Guedes, the powerful free-market guru to far-right President Jair Bolsonaro, is battling to steer Brazil back toward his agenda of austerity and privatizations – no easy task during a pandemic that has hammered the country and forced the government into months of emergency spending.
Guedes has now lost eight top aides since Bolsonaro took office in January 2019, nearly half his original team.
He acknowledged in a news conference that the latest – Salim Mattar and Paulo Uebel, his point men on privatizing state companies and administrative reform, respectively – had resigned in frustration at the slow pace of both. “It was a stampede,” Guedes said.
He vowed to get his reform agenda back on track, starting by fighting political pressure to lift the cap on federal spending.
Speaking alongside the speaker of the lower house of Congress, Rodrigo Maia, Guedes said they had agreed that it was time to rein government spending back in, after pandemic emergency measures such as monthly stimulus checks of 600 reals ($110) to help workers hit hard by stay-at-home measures.

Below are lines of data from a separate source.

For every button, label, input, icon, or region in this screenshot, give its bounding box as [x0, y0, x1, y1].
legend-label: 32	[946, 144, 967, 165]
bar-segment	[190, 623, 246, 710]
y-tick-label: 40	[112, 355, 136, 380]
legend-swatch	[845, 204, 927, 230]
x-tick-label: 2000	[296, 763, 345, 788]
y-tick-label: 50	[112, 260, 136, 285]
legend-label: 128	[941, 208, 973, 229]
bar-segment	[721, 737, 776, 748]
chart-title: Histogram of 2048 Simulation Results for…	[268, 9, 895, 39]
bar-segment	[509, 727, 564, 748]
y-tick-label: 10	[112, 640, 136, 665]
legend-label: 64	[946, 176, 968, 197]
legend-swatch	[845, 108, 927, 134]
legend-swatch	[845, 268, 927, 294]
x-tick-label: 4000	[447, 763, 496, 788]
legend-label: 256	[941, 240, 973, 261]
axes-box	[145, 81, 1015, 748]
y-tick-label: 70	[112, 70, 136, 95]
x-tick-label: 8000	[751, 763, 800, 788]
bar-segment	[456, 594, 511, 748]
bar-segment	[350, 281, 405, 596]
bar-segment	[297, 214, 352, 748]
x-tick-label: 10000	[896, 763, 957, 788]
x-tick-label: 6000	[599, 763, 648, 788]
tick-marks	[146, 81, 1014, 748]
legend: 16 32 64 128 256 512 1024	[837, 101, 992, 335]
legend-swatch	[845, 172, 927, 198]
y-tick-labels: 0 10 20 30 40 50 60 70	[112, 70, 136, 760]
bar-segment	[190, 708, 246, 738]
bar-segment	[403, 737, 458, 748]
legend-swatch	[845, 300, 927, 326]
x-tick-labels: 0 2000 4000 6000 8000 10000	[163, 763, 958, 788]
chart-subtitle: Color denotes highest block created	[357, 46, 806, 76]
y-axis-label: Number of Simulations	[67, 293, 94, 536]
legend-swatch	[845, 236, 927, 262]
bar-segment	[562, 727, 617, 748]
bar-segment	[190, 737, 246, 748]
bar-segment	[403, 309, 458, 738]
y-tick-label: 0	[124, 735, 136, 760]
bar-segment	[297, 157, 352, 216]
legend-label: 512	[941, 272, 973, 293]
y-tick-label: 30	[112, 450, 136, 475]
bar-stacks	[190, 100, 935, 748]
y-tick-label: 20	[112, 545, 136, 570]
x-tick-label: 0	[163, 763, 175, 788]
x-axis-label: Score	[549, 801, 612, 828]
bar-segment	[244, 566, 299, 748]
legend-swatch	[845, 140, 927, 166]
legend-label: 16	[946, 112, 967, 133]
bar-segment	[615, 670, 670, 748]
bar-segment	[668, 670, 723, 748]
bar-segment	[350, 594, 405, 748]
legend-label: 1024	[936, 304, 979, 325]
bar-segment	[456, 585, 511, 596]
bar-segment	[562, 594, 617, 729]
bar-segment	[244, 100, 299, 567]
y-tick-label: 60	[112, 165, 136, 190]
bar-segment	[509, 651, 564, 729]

“If the pandemic dies down by the end of the year, as we’re all hoping, why would we extend (emergency spending) into next year?” he said.
“On the contrary… our reaction to this stampede today is that we have to speed up reforms.”
Bolsonaro took office vowing to privatize a raft of state companies, but hardly any have been sold so far.
Meanwhile, despite the debt hawks’ efforts, Brazil’s national debt has ballooned from 75.8 percent of Gross Domestic Product in December to a record 85.5 percent of GDP in June, and is forecast to hit nearly 100 percent by the end of the year.
Speculation has swirled recently that Guedes could be sacked, though Bolsonaro has publicly stood by him so far.
Brazil has more infections and deaths in the pandemic than any country except the United States: more than 3.1 million and 103,000, respectively.

Economists polled by the central bank expect the economy to contract by a painful 5.62 percent this year.